Nigeria's sect kills 85 in 5-day attacks
Updated: 2013-09-30 04:22
ABUJIA - Nigeria's militant sect Boko Haram has killed at least 85 people in five days in an apparent escalation of attacks in the Muslim-dominated north of the West African country.
The latest and deadliest came on Sunday morning when suspected gunmen of the sect stormed into the College of Agriculture in Yobe State, spraying bullets on students, some still sleeping.
Rescuers have collected 47 bodies of the students, mostly aged 18 to 22.
There were many others wounded in the attack who have been sent to hospital for treatment.
More corpses may be recovered as rescuers were still combing the area on Sunday afternoon for other dead or injured victims, a college official said.
On the same day, police confirmed 11 deaths after gunmen raided a village in Kaduna State the previous day.

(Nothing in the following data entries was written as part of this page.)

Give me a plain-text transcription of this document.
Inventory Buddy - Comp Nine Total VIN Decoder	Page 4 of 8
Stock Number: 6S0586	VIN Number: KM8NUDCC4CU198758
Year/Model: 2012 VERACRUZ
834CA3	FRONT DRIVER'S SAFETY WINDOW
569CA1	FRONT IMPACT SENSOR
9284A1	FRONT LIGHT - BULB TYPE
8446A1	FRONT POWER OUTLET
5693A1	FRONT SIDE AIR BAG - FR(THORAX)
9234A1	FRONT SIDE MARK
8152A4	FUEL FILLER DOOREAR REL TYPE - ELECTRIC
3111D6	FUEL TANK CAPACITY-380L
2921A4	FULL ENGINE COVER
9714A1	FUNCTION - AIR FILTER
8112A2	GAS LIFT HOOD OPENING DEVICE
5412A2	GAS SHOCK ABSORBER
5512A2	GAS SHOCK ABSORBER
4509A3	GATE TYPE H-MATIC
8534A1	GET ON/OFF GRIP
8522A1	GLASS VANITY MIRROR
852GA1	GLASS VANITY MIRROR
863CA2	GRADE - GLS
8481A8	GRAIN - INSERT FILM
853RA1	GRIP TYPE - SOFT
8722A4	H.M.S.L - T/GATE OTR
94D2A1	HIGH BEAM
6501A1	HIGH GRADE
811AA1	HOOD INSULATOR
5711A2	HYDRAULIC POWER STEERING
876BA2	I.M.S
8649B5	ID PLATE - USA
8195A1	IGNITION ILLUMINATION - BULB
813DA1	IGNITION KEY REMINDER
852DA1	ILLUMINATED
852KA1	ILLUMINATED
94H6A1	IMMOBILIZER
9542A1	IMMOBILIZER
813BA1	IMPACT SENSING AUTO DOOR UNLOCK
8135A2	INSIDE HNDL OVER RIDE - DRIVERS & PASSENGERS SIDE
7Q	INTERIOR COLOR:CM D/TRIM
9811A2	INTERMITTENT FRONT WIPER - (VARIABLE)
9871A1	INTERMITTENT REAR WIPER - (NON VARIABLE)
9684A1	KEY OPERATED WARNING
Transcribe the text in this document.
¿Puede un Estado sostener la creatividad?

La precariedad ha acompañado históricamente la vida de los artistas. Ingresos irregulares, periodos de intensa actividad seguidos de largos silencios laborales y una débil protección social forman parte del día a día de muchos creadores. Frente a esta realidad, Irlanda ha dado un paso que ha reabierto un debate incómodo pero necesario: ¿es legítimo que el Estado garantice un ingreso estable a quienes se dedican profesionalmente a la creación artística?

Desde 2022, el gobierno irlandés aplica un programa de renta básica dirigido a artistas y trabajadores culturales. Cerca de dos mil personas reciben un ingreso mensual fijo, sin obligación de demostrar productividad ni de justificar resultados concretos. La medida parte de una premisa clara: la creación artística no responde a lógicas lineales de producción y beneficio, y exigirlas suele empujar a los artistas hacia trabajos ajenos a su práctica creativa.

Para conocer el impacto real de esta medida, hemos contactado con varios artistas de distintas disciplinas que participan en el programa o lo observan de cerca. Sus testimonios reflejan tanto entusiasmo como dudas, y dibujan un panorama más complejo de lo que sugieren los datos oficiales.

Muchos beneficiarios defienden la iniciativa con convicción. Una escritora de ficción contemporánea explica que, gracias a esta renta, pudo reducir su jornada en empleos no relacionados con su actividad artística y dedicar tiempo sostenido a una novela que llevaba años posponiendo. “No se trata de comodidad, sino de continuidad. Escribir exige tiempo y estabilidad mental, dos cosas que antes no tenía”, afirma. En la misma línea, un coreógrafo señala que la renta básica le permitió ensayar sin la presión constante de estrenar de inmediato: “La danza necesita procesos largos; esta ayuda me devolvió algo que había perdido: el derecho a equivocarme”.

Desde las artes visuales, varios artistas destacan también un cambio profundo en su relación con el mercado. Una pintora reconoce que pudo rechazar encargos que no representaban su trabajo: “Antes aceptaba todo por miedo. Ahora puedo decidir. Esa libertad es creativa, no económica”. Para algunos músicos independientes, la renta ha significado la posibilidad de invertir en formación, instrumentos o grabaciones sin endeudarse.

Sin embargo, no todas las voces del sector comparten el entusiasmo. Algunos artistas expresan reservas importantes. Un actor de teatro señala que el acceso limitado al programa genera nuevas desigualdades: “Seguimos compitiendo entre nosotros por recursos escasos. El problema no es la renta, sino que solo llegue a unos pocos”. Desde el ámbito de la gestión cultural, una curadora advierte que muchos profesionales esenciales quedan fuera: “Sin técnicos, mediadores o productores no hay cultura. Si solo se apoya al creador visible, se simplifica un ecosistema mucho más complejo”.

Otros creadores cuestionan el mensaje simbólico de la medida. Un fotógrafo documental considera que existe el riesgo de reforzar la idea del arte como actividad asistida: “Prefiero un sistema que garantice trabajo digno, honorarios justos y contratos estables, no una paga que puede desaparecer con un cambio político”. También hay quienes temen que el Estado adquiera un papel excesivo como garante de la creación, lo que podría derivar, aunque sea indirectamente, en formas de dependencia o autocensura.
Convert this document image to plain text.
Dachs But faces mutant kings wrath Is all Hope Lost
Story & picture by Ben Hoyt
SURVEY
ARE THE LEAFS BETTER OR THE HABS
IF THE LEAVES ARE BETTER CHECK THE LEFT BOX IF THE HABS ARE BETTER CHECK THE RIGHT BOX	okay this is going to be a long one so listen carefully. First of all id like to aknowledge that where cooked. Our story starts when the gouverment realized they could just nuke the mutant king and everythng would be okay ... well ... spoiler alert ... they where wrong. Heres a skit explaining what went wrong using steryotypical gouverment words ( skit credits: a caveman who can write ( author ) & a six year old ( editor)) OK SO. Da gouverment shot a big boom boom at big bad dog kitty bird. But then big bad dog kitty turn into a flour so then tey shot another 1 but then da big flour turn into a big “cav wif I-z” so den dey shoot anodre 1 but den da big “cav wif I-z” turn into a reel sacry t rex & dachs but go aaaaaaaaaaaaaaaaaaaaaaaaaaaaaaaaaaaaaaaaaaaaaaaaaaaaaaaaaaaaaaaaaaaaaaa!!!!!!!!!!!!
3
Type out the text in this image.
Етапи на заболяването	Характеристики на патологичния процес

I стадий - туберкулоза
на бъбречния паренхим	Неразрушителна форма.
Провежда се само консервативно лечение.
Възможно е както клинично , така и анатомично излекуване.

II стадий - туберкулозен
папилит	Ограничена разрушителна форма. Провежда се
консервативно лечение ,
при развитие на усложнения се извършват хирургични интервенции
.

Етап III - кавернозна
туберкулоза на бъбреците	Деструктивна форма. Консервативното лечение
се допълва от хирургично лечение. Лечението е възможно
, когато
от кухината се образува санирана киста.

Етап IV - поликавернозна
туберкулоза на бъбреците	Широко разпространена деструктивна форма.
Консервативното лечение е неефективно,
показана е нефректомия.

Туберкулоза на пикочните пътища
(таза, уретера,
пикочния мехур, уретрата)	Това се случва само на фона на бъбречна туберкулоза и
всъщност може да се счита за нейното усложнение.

Houses were reportedly torched in the attack on the village of Zangang, which had witnessed three other assaults by Boko Haram suspects this year.
On Wednesday and Thursday, at least 27 people were killed by Boko Haram insurgents in attacks on villagers in Borno State.
The killings echoed a threat by a man claiming to be the leader of Boko Haram, Abubakar Shekau, to launch more attacks in northern Nigeria until the sect installs and decrees strict sharia law in Africa's most populous nation.
Shekau, reported to have been killed by the Nigerian military, said in a video released on Wednesday, "I swear by Allah that there will be no democracy in Nigeria. We are going to rise against it ... It shall soon, very soon, be replaced by Government of Allah."
Boko Haram has caused thousands of casualties in northern states since launching insurgency in 2009. In the escalation of conflicts between its fighters and the military, Nigerian President Goodluck Jonathan in May declared a state of emergency in the northern states of Adamawa, Borno and Yobe.